Wills stood and said, “The prosecution calls Kimiko Binx.”

Chapter 52

Kimiko Binx raised her right arm and took the oath. A fit Asian American woman in her late twenties, Binx wore a chic gray pantsuit. Since I’d seen her last, she had grown out her hair and gotten it cut in a geometric style.

She perched in the witness chair and slowly swept her gaze around the courtroom, looking at everyone, it seemed, but me.

“You may proceed, Mr. Wills,” Judge Larch said, and she coughed.

The assistant U.S. attorney adjusted his pants, grinned sheepishly at the jury again, and then said, “Ms. Binx, what is it you do exactly?”

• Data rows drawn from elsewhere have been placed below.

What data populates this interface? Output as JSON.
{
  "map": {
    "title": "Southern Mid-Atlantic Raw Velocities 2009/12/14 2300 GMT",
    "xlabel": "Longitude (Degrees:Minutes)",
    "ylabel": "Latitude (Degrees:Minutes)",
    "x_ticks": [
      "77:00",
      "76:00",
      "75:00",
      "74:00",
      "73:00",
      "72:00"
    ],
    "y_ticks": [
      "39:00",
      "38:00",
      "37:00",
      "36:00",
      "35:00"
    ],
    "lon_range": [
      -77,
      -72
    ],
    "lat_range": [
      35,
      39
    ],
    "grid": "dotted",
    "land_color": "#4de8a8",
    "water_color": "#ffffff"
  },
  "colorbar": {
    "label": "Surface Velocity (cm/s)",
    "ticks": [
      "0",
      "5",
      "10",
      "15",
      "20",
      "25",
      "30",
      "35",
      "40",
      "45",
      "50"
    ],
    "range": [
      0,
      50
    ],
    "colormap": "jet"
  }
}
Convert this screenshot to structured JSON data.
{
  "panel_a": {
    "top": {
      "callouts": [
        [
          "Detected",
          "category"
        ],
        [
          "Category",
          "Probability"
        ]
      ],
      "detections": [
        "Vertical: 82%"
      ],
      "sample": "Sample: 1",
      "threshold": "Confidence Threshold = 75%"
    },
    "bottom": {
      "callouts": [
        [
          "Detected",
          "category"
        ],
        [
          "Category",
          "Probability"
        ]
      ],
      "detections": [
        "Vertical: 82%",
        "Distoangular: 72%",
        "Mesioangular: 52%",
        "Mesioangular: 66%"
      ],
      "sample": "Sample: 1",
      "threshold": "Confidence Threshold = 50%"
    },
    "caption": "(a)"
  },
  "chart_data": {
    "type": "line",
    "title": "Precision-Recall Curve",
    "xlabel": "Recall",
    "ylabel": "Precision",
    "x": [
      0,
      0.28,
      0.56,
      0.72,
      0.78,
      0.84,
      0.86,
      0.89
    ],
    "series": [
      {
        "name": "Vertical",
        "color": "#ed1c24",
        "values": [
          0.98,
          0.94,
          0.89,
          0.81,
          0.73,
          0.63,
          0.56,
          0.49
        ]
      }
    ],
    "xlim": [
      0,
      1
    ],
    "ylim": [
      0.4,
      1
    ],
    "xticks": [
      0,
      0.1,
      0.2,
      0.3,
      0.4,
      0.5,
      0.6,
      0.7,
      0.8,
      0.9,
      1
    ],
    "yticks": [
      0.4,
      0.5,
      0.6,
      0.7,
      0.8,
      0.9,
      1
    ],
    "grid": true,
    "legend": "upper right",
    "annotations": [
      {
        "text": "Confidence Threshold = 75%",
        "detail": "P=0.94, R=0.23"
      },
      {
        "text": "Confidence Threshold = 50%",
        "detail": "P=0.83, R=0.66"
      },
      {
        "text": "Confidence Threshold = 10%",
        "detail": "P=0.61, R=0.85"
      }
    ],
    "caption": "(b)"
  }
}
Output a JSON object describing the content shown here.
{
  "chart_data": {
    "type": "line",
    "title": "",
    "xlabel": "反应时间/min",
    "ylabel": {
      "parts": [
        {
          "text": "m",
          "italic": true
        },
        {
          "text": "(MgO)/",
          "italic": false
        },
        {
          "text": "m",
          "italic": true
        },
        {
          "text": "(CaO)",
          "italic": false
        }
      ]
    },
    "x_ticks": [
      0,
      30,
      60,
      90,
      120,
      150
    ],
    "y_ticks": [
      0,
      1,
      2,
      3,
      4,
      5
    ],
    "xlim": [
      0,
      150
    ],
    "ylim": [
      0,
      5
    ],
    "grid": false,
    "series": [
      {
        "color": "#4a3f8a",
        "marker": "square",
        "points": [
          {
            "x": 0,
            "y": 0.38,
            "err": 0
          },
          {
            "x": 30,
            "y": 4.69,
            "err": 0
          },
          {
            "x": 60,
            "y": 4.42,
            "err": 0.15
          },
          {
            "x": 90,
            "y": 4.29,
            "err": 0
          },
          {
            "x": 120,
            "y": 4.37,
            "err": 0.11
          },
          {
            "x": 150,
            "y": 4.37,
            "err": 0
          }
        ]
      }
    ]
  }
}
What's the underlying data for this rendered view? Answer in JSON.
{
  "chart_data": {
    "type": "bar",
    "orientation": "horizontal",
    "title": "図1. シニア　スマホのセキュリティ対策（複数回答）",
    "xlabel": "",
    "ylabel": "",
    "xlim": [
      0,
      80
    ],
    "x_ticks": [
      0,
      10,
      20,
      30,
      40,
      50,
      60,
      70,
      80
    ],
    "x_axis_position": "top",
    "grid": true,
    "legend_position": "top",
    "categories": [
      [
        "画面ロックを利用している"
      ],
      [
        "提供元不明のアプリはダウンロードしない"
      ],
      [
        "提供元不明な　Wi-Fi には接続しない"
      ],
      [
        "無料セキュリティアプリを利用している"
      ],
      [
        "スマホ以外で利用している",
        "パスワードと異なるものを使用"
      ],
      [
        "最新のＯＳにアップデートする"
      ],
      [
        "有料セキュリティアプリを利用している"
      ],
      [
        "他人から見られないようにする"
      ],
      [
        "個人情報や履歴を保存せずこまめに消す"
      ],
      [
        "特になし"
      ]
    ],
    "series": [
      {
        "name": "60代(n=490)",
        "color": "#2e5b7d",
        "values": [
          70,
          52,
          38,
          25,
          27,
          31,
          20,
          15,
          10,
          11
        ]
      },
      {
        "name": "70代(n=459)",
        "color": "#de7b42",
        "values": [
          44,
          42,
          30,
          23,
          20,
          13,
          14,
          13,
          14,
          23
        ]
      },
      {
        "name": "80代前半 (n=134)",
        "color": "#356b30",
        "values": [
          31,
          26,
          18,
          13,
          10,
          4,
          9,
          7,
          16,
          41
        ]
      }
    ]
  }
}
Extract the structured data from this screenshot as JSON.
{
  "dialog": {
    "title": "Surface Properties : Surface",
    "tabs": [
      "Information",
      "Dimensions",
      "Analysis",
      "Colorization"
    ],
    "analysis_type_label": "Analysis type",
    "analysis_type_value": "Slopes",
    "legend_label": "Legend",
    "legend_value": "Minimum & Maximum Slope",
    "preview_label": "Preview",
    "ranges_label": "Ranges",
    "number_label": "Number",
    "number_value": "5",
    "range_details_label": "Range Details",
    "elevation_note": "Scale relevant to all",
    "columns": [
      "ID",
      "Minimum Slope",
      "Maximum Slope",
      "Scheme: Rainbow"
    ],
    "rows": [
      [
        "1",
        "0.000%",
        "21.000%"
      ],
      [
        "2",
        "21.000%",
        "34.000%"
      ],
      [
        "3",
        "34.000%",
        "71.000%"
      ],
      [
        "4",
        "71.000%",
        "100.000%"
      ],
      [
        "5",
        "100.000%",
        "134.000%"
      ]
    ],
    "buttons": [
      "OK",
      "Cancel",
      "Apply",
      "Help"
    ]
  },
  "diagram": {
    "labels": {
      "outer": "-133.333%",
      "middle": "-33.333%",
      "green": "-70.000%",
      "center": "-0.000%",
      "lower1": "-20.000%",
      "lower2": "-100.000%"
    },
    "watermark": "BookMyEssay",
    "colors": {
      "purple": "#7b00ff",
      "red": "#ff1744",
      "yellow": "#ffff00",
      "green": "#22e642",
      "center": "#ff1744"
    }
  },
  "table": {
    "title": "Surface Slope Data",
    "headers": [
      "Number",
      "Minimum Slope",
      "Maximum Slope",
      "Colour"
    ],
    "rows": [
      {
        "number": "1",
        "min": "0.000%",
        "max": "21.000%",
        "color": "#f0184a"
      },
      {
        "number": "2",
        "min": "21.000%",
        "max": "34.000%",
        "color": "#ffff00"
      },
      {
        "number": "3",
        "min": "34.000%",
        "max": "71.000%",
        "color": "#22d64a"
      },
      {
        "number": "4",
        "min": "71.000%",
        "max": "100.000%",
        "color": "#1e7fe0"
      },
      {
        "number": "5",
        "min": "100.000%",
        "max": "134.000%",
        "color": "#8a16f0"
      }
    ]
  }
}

“Web design and coding,” she said.

“Good at it?”

“Very.”

“Well,” Wills said, and he smiled at the jury once more. “Do you remember the afternoon and early evening of March the twenty-ninth?”

“Like it was yesterday.”

The prosecutor led Binx through her version of events. She reported that she’d found me waiting for her outside her apartment door when she came in from a run, that I’d tracked her through a website dedicated to Gary Soneji that she’d designed, and that I asked her to take me to see her partner in the website, Claude Watkins.

“What’s your big interest in Gary Soneji?” Wills asked.

Binx shrugged. “It was a phase, like that woman who wrote the book where she visits all the graves of assassinated presidents? Kind of ghoulish, but interesting at the moment, you know?”

“So you’re not obsessed with Gary Soneji?”

“Not anymore. Seeing friends of mine killed for their intellectual interests soured me on it.”

“Objection!” Anita said.

“Sustained,” Judge Larch said. “The jury will ignore the last statement.”

Wills bowed his head, crossed to the jury box. “So you led Dr. Cross to an abandoned factory to see Mr. Watkins, isn’t that correct?”

Binx nodded and said that Claude Watkins and some of his friends had been using the old factory as an art studio and living space.